This is a part of our thought leadership series on the future of money, cryptocurrency, and finance.
Kai Morris is a technical copywriter from Hertfordshire (United Kingdom), focusing on blockchain technology, cryptocurrency, AI, and ethics. His interest in these industries arose from my academic studies (Law & Philosophy), where he learned how much contemporary technology impacts and mirrors the human life and behaviour. His understanding of both Ethics and Law has given her a special insight into the impacts of contemporary technology on society as a whole, and has offered me the ability to analyse future trends with a focus on the human experience (an area which is often forgotten about in tech industries).
1. What industry will be most transformed by blockchain technology?
Personally, I believe that social media will see the biggest transformation via blockchain technology. Culturally, we are all eager to move away from social platforms that openly sell our data and essentially turn us into products. Blockchain technology allows for the creation of truly transparent companies, and end-to-end encryption and cryptography allows for personal data to stay secure. If companies want to buy our data (which they always will, as data is such a lucrative business in the age of media curation), then they should be paying us, the individual, for the right. They should not be paying other companies for that privilege. Blockchain technology, and distributed ledgers in particular, help combat that.
2. What is the biggest driver of the blockchain revolution?

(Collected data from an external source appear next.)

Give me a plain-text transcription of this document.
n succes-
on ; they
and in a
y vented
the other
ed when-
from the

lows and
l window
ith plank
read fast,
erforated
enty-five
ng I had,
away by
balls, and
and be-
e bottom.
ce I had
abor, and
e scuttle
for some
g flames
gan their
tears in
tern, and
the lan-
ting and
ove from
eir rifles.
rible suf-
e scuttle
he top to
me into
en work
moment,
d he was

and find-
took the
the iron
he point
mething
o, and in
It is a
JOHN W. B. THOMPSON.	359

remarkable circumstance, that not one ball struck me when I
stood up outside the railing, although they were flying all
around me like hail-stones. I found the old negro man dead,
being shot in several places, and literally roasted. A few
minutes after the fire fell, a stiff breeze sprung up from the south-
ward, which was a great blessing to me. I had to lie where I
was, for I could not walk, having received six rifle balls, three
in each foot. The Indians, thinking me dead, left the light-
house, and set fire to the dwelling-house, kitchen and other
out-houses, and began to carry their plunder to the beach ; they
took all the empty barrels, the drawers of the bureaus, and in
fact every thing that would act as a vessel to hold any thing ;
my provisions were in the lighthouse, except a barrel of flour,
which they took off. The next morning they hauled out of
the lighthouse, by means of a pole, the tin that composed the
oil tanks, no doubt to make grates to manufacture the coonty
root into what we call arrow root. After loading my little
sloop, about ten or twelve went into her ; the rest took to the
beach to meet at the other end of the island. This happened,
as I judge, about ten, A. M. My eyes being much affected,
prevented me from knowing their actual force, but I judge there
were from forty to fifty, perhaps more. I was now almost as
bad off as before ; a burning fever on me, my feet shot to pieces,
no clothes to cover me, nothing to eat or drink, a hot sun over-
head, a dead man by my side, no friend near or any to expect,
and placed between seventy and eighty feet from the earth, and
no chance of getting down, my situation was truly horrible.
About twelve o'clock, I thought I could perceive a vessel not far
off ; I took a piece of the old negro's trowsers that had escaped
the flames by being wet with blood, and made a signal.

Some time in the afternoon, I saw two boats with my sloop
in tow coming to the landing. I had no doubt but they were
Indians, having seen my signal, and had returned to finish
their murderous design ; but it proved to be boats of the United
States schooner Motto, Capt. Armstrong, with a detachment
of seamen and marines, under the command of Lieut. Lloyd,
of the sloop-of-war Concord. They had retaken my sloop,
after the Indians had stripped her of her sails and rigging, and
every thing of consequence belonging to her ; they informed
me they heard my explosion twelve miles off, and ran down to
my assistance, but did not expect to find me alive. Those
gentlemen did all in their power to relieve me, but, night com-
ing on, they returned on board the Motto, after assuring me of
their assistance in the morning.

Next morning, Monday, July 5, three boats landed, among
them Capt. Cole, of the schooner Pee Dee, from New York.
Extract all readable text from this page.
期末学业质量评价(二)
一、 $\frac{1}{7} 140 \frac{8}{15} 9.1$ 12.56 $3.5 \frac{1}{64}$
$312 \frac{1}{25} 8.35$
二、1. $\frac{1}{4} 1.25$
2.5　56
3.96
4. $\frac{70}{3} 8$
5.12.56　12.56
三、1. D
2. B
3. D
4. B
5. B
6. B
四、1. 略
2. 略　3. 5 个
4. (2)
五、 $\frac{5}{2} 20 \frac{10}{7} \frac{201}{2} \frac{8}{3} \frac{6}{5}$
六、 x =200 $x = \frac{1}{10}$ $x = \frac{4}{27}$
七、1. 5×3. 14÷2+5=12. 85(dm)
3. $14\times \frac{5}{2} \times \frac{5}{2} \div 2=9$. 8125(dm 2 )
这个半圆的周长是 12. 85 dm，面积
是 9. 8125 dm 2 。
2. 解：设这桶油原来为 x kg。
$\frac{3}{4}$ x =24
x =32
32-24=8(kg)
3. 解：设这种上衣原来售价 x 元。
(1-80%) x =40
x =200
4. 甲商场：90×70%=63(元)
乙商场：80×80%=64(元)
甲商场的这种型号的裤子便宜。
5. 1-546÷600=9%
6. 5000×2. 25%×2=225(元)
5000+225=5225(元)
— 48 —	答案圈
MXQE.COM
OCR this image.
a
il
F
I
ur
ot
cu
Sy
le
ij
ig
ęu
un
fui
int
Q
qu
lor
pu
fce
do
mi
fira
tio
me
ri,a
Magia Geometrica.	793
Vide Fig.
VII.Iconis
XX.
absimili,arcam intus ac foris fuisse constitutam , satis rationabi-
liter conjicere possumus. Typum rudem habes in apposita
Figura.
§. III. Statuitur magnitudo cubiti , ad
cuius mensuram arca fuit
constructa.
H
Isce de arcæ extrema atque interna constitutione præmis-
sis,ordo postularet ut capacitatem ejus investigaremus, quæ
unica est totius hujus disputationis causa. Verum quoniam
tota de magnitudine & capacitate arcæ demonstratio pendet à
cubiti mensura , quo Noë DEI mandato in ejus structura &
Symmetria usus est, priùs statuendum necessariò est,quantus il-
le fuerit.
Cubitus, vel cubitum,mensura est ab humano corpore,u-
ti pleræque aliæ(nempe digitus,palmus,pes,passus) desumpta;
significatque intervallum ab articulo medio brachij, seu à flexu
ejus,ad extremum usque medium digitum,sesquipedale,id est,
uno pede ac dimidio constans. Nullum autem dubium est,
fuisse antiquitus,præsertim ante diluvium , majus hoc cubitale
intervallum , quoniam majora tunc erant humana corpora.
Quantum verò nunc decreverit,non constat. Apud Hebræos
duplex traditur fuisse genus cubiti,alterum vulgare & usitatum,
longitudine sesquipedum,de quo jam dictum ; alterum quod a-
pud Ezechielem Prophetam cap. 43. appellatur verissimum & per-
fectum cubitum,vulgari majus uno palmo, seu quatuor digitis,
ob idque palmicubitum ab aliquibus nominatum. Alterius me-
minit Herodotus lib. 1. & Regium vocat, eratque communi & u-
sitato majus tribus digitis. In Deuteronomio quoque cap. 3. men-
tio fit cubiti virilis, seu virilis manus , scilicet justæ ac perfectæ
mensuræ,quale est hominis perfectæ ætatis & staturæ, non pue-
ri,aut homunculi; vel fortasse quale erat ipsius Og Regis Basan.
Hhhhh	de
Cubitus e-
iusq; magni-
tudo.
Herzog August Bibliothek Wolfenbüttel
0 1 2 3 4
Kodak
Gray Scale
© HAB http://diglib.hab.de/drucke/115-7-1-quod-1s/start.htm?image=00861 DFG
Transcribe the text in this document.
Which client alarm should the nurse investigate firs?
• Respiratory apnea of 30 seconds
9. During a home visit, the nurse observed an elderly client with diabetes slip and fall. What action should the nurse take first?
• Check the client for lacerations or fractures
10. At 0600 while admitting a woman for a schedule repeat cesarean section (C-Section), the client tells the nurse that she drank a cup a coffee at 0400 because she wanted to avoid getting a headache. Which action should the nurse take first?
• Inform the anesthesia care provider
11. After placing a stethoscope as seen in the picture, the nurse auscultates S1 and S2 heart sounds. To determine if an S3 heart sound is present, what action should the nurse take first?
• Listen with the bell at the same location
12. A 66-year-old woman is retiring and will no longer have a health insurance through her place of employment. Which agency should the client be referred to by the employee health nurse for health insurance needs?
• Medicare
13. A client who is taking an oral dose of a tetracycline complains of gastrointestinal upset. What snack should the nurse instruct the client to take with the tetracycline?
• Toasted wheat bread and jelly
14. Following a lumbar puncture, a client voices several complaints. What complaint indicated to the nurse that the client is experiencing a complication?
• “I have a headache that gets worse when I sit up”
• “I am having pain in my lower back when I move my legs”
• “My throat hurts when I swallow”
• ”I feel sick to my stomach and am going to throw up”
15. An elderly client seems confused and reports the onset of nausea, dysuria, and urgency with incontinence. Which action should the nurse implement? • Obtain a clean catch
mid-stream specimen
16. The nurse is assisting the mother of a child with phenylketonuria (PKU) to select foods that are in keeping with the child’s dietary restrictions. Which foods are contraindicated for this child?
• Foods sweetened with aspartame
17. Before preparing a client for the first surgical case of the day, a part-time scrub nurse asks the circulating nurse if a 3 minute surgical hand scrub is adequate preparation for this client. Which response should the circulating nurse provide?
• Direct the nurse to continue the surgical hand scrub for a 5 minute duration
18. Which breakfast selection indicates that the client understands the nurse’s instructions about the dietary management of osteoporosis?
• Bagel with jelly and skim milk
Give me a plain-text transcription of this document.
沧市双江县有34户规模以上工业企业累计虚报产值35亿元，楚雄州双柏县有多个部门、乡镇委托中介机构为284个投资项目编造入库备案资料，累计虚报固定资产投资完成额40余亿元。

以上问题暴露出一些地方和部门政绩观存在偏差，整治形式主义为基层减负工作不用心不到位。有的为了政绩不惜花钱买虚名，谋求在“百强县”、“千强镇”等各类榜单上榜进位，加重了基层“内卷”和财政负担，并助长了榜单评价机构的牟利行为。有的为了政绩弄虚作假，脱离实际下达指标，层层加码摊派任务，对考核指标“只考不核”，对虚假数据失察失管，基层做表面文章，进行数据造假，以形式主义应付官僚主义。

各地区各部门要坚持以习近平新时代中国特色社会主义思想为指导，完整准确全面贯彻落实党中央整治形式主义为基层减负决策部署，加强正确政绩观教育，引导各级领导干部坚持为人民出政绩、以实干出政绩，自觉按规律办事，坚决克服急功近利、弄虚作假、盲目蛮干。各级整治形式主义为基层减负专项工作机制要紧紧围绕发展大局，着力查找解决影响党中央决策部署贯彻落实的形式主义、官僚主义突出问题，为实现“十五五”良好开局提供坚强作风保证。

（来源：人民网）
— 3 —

By far, the biggest driver is the constant corporate takeover of our internet activity. Corporations such as Google, Facebook, Amazon, and Microsoft dominate our online media consumption, constantly trading our private data with one-another, and making the web feel like a uniform place. The web feels much colder and more lifeless than it used to 15 years ago, and that is because a handful of corporations have a stronghold over it. People are getting tired of this, and they are finally starting to see how it could change. Blockchain technology allows us to create decentralized organisations and projects that are not operated by any individual entities. The more people learn about this, the more they want it.
I’m reminded of a fantastic essay by Gavin Wood, co-founder of Ethereum. He wrote about he necessity for Web 3.0, the theoretical new wave of the internet consisting not only of user-generated content, but open and collaborative projects running on decentralized networks. The hyper-centralization of the web is ironically the biggest driving force for people’s desire for decentralization.
3. Will crypto-currencies become the world standard?
I do not believe crypto will ever fully replace fiat currency (some societies and cultures are simply not in the position to abandon physical money such as banknotes and coins), but I do believe some cryptos will be treated as primary stores of value, such as how Bitcoin is thought of nowadays as digital gold. Cryptocurrencies like Bitcoin makes for a fantastic alternative to gold, precious metals, and other assets used as a store of value due to their scarcity and definitive number in existence. The world is already catching on that Bitcoin is a great store of value, and I believe that in the next 5-15 years, it will be treated as one of the most popular stores of value, not just for retail investors and the select few companies, but even for governments and massive corporations.